The moves also include renaming school buildings to honor those enslaved, creating a new institute for the study of slavery and building a public memorial honoring slaves whose work benefited the university.

Georgetown, a Jesuit school founded in 1789, is one of the oldest universities in the United States.

In 1838, the sale of 272 slaves who worked on Jesuit plantations in nearby Maryland helped finance the university’s operations. The sale was worth about $3.3 million in today’s dollars, and the slaves were sent off to Louisiana.

The school used about $500,000 in today’s dollars of the proceeds to pay off the school’s growing debt.

Nearly two centuries after Georgetown’s slave sale, America is still grappling with the legacy of slavery, which was formally abolished in 1865, and how to make amends for it.

The reconciliatory moves are the outcome of a year-long, 16-member working group at Georgetown including students, faculty, staff and alumni. It found that many of the slaves were later resold.

“The most appropriate ways for us to redress the participation of our predecessors in the institution of slavery is to address the manifestations of the legacy of slavery in our time,” DeGioia said in a statement.

Descendants will be given “an advantage in the admissions process,” the working group recommended.
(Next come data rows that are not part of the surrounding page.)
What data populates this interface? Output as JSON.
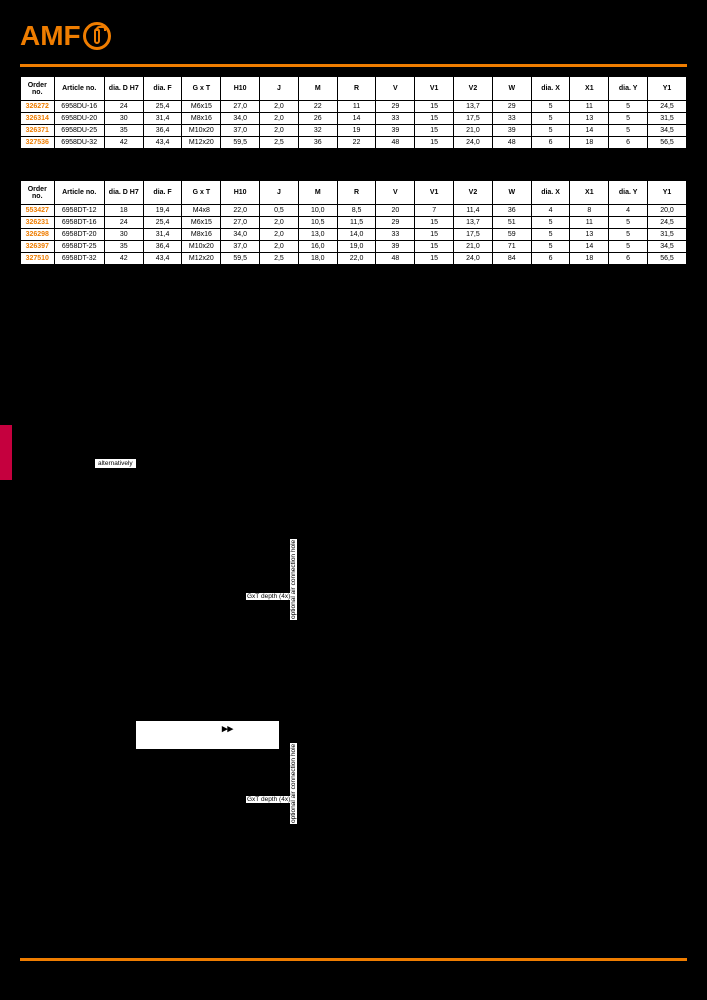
{
  "logo": {
    "text": "AMF"
  },
  "label_alternatively": "alternatively",
  "label_gxt": "GxT depth (4x)",
  "label_air": "optional air connection hole",
  "diagram_arrow": "▸▸",
  "table1": {
    "headers": [
      "Order no.",
      "Article no.",
      "dia. D H7",
      "dia. F",
      "G x T",
      "H10",
      "J",
      "M",
      "R",
      "V",
      "V1",
      "V2",
      "W",
      "dia. X",
      "X1",
      "dia. Y",
      "Y1"
    ],
    "rows": [
      [
        "326272",
        "6958DU-16",
        "24",
        "25,4",
        "M6x15",
        "27,0",
        "2,0",
        "22",
        "11",
        "29",
        "15",
        "13,7",
        "29",
        "5",
        "11",
        "5",
        "24,5"
      ],
      [
        "326314",
        "6958DU-20",
        "30",
        "31,4",
        "M8x16",
        "34,0",
        "2,0",
        "26",
        "14",
        "33",
        "15",
        "17,5",
        "33",
        "5",
        "13",
        "5",
        "31,5"
      ],
      [
        "326371",
        "6958DU-25",
        "35",
        "36,4",
        "M10x20",
        "37,0",
        "2,0",
        "32",
        "19",
        "39",
        "15",
        "21,0",
        "39",
        "5",
        "14",
        "5",
        "34,5"
      ],
      [
        "327536",
        "6958DU-32",
        "42",
        "43,4",
        "M12x20",
        "59,5",
        "2,5",
        "36",
        "22",
        "48",
        "15",
        "24,0",
        "48",
        "6",
        "18",
        "6",
        "56,5"
      ]
    ]
  },
  "table2": {
    "headers": [
      "Order no.",
      "Article no.",
      "dia. D H7",
      "dia. F",
      "G x T",
      "H10",
      "J",
      "M",
      "R",
      "V",
      "V1",
      "V2",
      "W",
      "dia. X",
      "X1",
      "dia. Y",
      "Y1"
    ],
    "rows": [
      [
        "553427",
        "6958DT-12",
        "18",
        "19,4",
        "M4x8",
        "22,0",
        "0,5",
        "10,0",
        "8,5",
        "20",
        "7",
        "11,4",
        "36",
        "4",
        "8",
        "4",
        "20,0"
      ],
      [
        "326231",
        "6958DT-16",
        "24",
        "25,4",
        "M6x15",
        "27,0",
        "2,0",
        "10,5",
        "11,5",
        "29",
        "15",
        "13,7",
        "51",
        "5",
        "11",
        "5",
        "24,5"
      ],
      [
        "326298",
        "6958DT-20",
        "30",
        "31,4",
        "M8x16",
        "34,0",
        "2,0",
        "13,0",
        "14,0",
        "33",
        "15",
        "17,5",
        "59",
        "5",
        "13",
        "5",
        "31,5"
      ],
      [
        "326397",
        "6958DT-25",
        "35",
        "36,4",
        "M10x20",
        "37,0",
        "2,0",
        "16,0",
        "19,0",
        "39",
        "15",
        "21,0",
        "71",
        "5",
        "14",
        "5",
        "34,5"
      ],
      [
        "327510",
        "6958DT-32",
        "42",
        "43,4",
        "M12x20",
        "59,5",
        "2,5",
        "18,0",
        "22,0",
        "48",
        "15",
        "24,0",
        "84",
        "6",
        "18",
        "6",
        "56,5"
      ]
    ]
  },
  "colors": {
    "accent": "#ef7d00",
    "sidebar": "#c5003e",
    "background": "#000000",
    "table_bg": "#ffffff"
  }
}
But the university stopped short of suggesting they be given financial aid.

“While we acknowledge that the moral debt of slaveholding and the sale of the enslaved people can never be repaid, we are convinced that reparative justice requires a meaningful financial commitment from the university,” its report said.

 

‘Decades for significant impact’ 

Other top American universities — including Brown, Columbia and Harvard — have also publicly recognized their own ties to the slave trade.
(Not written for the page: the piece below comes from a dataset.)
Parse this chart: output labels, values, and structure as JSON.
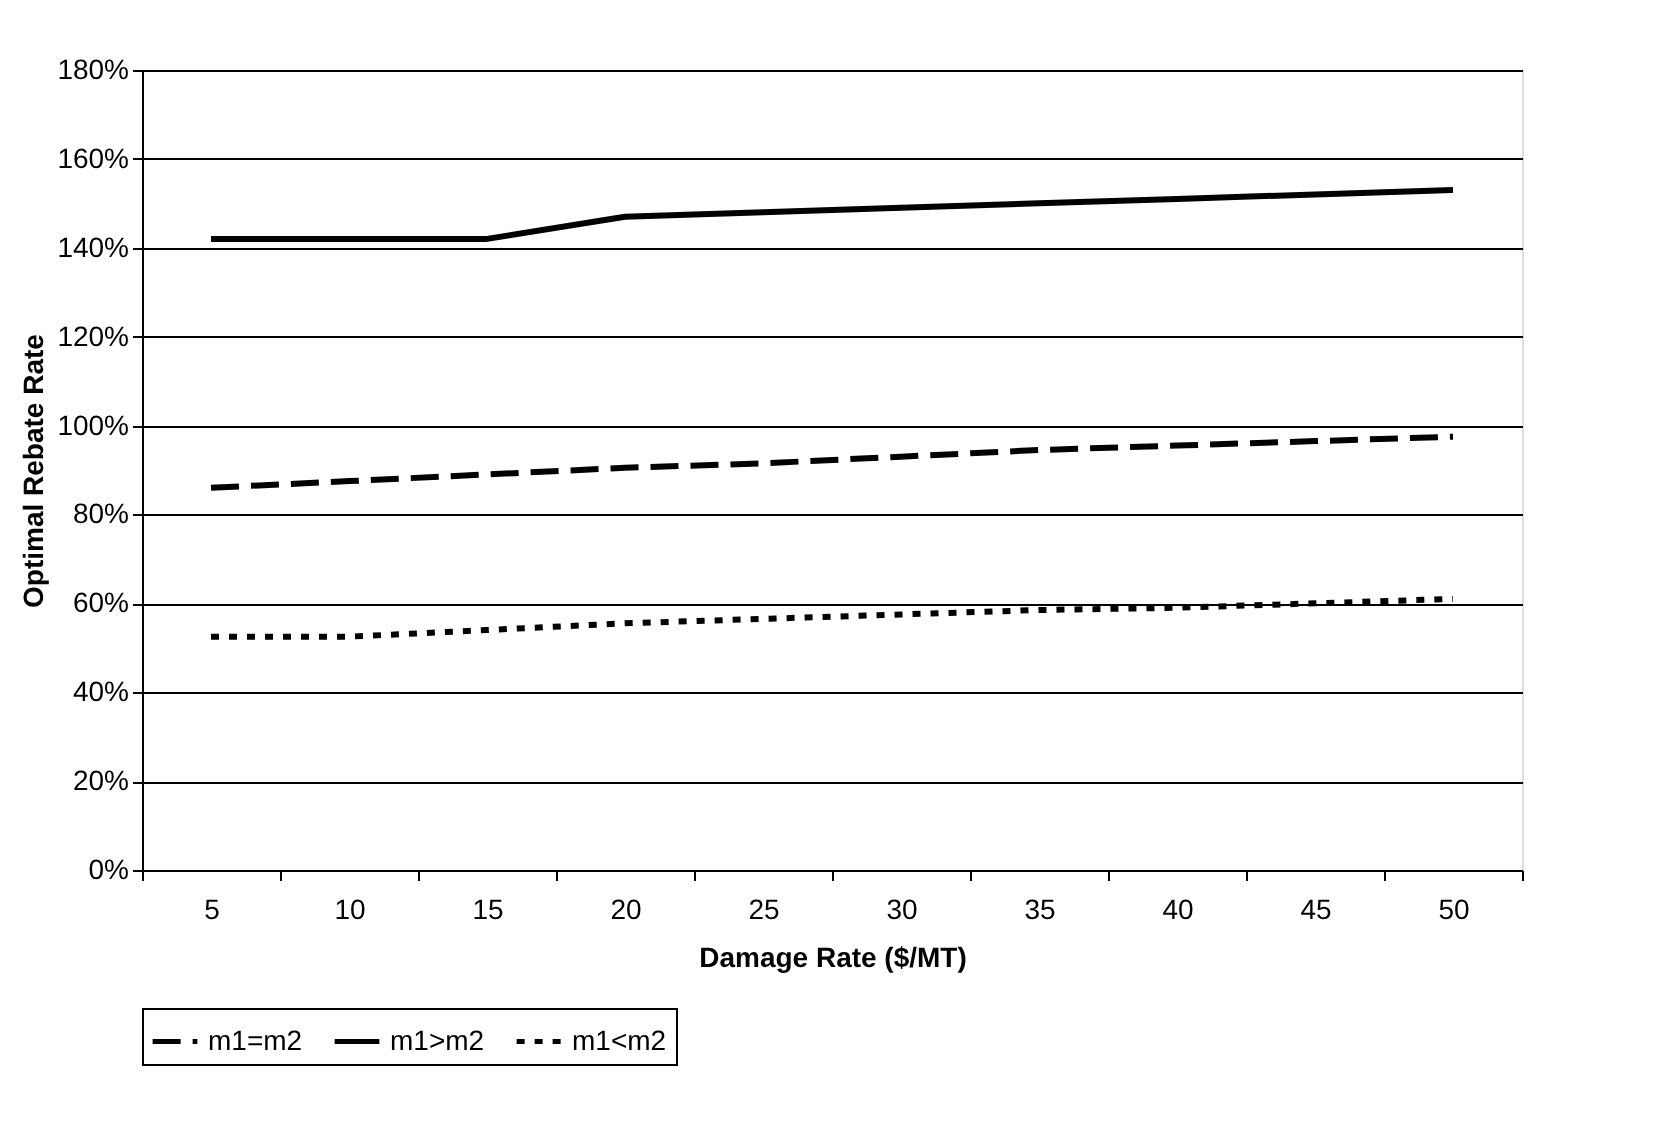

While hailing Georgetown’s admissions moves as “new” compared to those of its competitors, historian Craig Wilder warned that “it will take decades for it to have any significant impact.”

“For the families who descend from the victims of the 1838 sale, neither a report nor these promises are likely to bring closure,” Wilder, a Massachusetts Institute of Technology professor who has studied universities and slavery, told AFP.

“Its real value will be determined by how these commitments get institutionalized on campus.”

He expressed hope that the steps announced by DeGioia would mark just the “beginning” of Georgetown’s response.

 

‘Part of our history’ 

Georgetown’s slaves were not only forced to work at the Jesuit plantations in Maryland.

They also worked on the campus itself, some brought there by wealthy students in the then port city of Georgetown, which was active in the slave trade.

The working group estimated that about 10 percent of the campus population in the early 19th century was enslaved. And all the earliest buildings on campus, including those being renamed, were likely built by slave labor.

The two buildings being renamed originally paid tribute to Thomas Mulledy and William McSherry, two one-time presidents of Georgetown who organized the 1838 slave sale.

One will now be known as Isaac Hall, after the 65-year-old man who was the first person named on a document listing the slaves sold.

The second building will now be called Anne Marie Becraft Hall, honoring a woman who opened a school for black girls in the Georgetown neighborhood in the 1820s.

“Slavery — slave labor and the slave trade — is part of our history,” the working group said in its 102-page report.

“We are, after all, slavery’s beneficiaries still today. There can be neither justice nor reconciliation until we grasp that truth.”